Figure 3. Regulation of IRAK3 expression in THP-1 monocytes.

(A) Gene expression was analyzed by measuring relative RNA levels using qRT-PCR, protein expression and ROS production were determined by flow cytometry in THP-1 cells exposed to 1 or 10 µg/ml gADIPOQ (n = 6) or in IRAK3-depleted THP-1 cells exposed to 10 µg/ml gADIPOQ (n = 4) for 6 h and 24 h. Data shown are means ± SEM of 24 h exposed cells normalized to 6 h exposed cells. ^* P<0.05, ^** P<0.01 and ^*** P<0.001 compared with THP-1 cells exposed to high gADIPOQ; ^$$ P<0.01 and ^$$$ P<0.001 compared with THP-1 cells exposed to low gADIPOQ. (B) Gene/protein expression in THP-1 cells exposed to 10 µg/ml gADIPOQ and 10 µg/ml ox-LDL (n = 6), 1 µg/ml gADIPOQ and 25 µg/ml ox-LDL (n = 6) or 10 µg/ml gADIPOQ and 25 µg/ml ox-LDL (n = 6).

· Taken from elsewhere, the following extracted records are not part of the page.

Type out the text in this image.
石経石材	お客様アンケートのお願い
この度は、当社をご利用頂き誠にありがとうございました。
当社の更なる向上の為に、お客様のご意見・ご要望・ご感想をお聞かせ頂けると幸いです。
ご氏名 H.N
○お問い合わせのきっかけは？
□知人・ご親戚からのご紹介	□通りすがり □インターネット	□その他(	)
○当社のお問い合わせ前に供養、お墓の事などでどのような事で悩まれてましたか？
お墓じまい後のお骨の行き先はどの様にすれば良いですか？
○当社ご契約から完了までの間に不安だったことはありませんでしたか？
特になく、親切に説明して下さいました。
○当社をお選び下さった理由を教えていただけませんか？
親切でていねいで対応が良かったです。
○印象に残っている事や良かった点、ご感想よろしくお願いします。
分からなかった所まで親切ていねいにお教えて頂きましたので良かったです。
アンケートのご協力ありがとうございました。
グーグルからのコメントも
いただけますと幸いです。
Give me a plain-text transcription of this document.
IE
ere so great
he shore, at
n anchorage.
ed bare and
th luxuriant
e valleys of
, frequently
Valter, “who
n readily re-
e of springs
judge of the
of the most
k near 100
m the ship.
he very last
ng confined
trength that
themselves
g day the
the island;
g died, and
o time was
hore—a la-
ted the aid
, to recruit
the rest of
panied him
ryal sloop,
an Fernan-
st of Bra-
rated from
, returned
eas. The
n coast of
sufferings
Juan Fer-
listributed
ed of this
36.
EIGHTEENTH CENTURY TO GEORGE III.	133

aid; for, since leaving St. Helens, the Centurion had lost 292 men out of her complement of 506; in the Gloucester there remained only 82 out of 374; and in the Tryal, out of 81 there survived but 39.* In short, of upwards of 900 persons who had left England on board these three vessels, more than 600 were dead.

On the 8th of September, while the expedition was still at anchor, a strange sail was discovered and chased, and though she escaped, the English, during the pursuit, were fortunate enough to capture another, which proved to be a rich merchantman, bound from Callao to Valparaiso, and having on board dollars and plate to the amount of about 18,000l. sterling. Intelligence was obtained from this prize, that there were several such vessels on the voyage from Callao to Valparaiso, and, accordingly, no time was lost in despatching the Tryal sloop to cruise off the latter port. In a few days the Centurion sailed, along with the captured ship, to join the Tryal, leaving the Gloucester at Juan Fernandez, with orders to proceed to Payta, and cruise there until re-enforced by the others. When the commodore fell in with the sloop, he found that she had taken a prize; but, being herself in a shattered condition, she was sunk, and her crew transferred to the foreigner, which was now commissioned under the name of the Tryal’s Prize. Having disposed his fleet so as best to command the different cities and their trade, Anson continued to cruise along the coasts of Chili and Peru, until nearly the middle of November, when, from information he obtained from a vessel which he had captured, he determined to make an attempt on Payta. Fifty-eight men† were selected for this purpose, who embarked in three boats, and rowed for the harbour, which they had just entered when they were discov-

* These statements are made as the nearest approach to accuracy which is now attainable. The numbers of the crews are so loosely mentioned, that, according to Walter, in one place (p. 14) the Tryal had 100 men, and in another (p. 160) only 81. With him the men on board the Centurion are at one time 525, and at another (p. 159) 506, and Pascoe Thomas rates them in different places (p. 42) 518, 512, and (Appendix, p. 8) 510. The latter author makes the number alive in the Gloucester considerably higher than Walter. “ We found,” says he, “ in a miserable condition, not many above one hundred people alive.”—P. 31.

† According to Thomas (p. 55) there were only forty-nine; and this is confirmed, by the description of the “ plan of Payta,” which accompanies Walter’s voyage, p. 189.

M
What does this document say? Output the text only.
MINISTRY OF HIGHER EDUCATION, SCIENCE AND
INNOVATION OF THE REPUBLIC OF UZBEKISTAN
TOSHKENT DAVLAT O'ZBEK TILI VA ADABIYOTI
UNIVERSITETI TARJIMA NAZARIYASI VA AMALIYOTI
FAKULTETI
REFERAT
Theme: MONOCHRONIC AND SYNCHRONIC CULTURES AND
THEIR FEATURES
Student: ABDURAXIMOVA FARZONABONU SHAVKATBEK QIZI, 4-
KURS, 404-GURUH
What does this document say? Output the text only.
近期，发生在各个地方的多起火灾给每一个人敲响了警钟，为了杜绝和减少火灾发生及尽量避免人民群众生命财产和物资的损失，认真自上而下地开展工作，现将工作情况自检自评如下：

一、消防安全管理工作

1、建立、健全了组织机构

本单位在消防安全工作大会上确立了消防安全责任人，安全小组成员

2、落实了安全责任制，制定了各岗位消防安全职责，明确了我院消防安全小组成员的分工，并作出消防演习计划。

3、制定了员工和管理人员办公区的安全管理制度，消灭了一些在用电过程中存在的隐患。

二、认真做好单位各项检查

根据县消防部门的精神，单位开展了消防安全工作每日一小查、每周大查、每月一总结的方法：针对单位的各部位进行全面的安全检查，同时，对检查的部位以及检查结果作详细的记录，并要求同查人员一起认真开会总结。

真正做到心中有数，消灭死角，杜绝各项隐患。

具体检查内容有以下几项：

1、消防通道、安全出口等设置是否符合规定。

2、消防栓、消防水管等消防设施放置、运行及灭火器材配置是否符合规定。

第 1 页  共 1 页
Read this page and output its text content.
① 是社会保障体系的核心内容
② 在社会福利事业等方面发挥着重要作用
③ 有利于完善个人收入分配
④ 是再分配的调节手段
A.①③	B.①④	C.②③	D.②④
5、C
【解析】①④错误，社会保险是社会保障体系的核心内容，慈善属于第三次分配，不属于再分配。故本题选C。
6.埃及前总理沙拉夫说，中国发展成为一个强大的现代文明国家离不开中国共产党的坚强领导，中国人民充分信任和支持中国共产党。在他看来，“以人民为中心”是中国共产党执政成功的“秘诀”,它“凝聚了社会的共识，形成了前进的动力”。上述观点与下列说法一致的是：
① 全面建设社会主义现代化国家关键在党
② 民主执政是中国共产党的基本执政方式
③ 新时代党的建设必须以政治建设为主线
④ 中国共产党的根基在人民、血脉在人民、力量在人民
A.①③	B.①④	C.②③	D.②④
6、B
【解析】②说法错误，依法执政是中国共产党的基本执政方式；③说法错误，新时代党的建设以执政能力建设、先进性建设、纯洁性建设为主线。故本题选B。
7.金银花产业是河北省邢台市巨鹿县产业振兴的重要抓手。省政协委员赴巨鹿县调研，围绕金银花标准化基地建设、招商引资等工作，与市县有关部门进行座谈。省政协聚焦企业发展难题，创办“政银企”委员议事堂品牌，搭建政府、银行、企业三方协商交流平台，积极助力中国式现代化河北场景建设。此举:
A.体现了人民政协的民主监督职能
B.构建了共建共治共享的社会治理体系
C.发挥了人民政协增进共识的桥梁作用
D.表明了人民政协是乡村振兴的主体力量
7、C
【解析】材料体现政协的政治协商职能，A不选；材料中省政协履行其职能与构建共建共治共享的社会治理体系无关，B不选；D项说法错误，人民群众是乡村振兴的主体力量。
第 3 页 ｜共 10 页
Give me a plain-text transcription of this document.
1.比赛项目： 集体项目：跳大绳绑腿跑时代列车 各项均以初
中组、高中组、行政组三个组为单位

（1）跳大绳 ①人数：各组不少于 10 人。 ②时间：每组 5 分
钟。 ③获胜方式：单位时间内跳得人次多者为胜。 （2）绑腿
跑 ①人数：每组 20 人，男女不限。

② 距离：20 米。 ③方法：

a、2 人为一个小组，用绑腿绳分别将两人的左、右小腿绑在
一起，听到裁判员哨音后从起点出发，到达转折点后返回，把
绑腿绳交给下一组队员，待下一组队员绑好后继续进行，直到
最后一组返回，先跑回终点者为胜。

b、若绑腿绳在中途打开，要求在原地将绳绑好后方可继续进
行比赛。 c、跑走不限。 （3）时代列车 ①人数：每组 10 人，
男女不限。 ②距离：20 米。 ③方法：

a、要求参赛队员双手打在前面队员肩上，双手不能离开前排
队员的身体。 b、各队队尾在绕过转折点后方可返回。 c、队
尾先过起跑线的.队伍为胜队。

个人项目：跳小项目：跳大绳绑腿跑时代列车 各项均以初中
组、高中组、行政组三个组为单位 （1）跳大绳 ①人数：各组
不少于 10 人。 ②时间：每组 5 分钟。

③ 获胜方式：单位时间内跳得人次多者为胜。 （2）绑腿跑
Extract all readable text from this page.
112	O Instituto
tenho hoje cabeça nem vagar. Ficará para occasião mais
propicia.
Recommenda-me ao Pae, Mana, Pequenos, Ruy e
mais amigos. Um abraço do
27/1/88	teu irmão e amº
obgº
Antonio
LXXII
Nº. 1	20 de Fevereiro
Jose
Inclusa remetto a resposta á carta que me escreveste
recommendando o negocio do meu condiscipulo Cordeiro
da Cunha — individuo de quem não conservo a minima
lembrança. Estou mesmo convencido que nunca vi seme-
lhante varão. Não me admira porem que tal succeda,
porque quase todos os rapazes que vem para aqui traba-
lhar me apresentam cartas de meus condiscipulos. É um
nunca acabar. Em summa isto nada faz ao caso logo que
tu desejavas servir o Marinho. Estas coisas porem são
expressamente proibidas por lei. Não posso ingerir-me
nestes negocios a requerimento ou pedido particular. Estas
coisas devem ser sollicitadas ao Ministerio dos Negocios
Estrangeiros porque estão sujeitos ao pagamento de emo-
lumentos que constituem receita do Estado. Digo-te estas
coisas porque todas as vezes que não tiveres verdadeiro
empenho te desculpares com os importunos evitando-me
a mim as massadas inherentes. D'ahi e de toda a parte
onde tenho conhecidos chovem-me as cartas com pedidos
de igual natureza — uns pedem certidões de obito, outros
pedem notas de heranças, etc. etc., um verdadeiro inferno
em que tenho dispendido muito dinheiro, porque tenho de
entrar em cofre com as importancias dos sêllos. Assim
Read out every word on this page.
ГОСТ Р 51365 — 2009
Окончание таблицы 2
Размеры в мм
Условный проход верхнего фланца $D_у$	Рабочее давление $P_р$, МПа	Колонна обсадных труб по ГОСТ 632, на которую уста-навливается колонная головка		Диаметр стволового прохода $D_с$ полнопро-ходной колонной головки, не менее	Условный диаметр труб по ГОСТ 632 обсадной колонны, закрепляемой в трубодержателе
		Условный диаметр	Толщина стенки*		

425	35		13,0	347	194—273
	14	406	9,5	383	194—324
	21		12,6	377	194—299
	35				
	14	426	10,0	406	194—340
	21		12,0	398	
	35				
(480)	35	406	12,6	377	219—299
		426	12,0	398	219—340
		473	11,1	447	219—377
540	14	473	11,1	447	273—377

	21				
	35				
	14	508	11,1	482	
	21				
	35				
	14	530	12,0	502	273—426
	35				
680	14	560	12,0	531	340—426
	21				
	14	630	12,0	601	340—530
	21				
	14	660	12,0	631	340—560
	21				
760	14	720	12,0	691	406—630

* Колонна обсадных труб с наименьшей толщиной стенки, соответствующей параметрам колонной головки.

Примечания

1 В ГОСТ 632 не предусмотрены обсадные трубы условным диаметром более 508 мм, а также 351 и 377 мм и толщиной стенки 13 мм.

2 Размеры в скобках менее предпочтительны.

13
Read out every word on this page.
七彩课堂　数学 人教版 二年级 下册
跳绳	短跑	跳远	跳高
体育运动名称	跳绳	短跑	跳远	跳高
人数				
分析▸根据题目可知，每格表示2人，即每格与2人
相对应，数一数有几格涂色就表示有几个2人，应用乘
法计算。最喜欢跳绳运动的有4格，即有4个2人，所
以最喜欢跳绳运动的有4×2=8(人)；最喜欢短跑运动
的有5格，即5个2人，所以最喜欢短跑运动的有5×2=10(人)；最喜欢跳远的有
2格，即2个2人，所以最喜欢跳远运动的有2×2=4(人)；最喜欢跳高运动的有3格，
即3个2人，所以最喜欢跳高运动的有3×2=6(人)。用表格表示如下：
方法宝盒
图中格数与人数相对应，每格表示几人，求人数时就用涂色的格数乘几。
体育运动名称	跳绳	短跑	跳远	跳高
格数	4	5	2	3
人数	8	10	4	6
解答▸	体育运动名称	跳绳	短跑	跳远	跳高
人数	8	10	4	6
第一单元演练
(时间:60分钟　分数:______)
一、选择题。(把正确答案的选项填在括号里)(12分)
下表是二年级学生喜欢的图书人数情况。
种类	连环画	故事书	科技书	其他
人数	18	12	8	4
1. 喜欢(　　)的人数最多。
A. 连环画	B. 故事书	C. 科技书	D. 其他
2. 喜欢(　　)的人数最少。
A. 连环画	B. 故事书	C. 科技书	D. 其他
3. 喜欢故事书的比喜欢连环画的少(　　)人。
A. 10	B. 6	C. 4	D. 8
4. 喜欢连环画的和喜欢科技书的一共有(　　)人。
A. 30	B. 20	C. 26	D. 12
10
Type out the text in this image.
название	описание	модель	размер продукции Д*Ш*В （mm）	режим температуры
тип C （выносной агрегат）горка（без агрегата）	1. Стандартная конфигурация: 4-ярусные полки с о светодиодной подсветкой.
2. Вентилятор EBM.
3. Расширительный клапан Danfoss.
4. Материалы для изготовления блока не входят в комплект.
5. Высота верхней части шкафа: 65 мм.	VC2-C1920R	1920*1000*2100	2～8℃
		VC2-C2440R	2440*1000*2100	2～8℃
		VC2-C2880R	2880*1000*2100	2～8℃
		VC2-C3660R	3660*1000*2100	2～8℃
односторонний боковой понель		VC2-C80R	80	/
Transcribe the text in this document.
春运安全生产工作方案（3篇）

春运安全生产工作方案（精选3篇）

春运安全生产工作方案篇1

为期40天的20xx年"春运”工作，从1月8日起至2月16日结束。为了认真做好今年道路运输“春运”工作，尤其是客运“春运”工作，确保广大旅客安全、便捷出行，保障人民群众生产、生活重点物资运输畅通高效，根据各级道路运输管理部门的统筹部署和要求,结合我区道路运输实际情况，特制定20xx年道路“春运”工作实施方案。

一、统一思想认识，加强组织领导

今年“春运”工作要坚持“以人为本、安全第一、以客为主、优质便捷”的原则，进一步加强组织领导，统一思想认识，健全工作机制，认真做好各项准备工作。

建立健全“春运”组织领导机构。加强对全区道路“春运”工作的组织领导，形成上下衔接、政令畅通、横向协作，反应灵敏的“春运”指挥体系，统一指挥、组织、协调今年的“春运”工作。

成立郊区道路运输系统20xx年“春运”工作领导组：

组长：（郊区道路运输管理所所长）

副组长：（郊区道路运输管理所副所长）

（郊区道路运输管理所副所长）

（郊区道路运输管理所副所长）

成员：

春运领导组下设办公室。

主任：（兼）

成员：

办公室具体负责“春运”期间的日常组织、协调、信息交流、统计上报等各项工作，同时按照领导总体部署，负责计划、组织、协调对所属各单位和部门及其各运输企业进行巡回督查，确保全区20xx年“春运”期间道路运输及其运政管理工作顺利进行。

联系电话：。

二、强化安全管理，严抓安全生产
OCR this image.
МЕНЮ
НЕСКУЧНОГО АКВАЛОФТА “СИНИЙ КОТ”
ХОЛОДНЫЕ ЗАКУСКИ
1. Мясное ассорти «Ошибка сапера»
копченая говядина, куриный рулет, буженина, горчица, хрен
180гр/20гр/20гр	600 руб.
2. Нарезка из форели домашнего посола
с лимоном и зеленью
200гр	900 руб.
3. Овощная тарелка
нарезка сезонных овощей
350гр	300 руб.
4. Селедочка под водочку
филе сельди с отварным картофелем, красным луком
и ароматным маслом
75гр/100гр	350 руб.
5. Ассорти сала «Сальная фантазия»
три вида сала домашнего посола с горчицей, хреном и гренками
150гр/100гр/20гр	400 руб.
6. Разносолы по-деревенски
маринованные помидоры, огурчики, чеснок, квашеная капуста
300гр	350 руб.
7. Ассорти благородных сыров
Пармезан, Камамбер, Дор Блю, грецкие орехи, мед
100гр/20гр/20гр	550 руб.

Data are expressed as means ± SEM. ^** P<0.01 compared with THP-1 cells exposed to 10 µg/ml gADIPOQ and 10 µg/ml ox-LDL; ^$ P<0.05 and ^$$ P<0.01 compared with THP-1 cells exposed to 1 µg/ml gADIPOQ and 25 µg/ml ox-LDL. Abbreviations: gADIPOQ, globular adiponectin, iROS, intracellular ROS; mROS, mitochondrial ROS; ox-LDL, oxidized LDL; ROS, reactive oxygen species.

Figure 4. Exposure of IRAK3-depleted THP-1 cells to additional stress results in more inflammation and ROS.

Gene expression was analyzed using qRT-PCR and mROS production was determined by flow cytometry in THP-1 cells exposed to (A) 5.5 mM D-glucose and 9.5 mM D-mannitol (osmotic control) or 15 mM D-glucose (n = 6), and (B) 100 ng/ml IL-6 (n = 6). Data shown are means ± SEM. ^* P<0.05, ^** P<0.01 and ^*** P<0.001 compared with THP-1 cells exposed to 5.5 mM D-glucose or PBS vehicle. (C) Gene/protein expression and ROS production in THP-1 cells transiently transfected with siRNA targeting IRAK3 (n = 10) or in THP-1 cells exposed to 100 mU/ml glucose oxidase with (n = 4) or without (n = 5) silencing of IRAK3. Data shown are means ± SEM. ^* P<0.05, ^** P<0.01 and ^*** P<0.001 compared with THP-1 control cells or THP-1 cells transfected with negative control siRNA; ^$$ P<0.01 and ^$$$ P<0.001 compared with THP-1 cells transfected with IRAK3 siRNA; ^## P<0.01 and ^### P<0.001 compared with THP-1 cells exposed to glucose oxidase. Abbreviations: iROS, intracellular ROS; mROS, mitochondrial ROS; ROS, reactive oxygen species.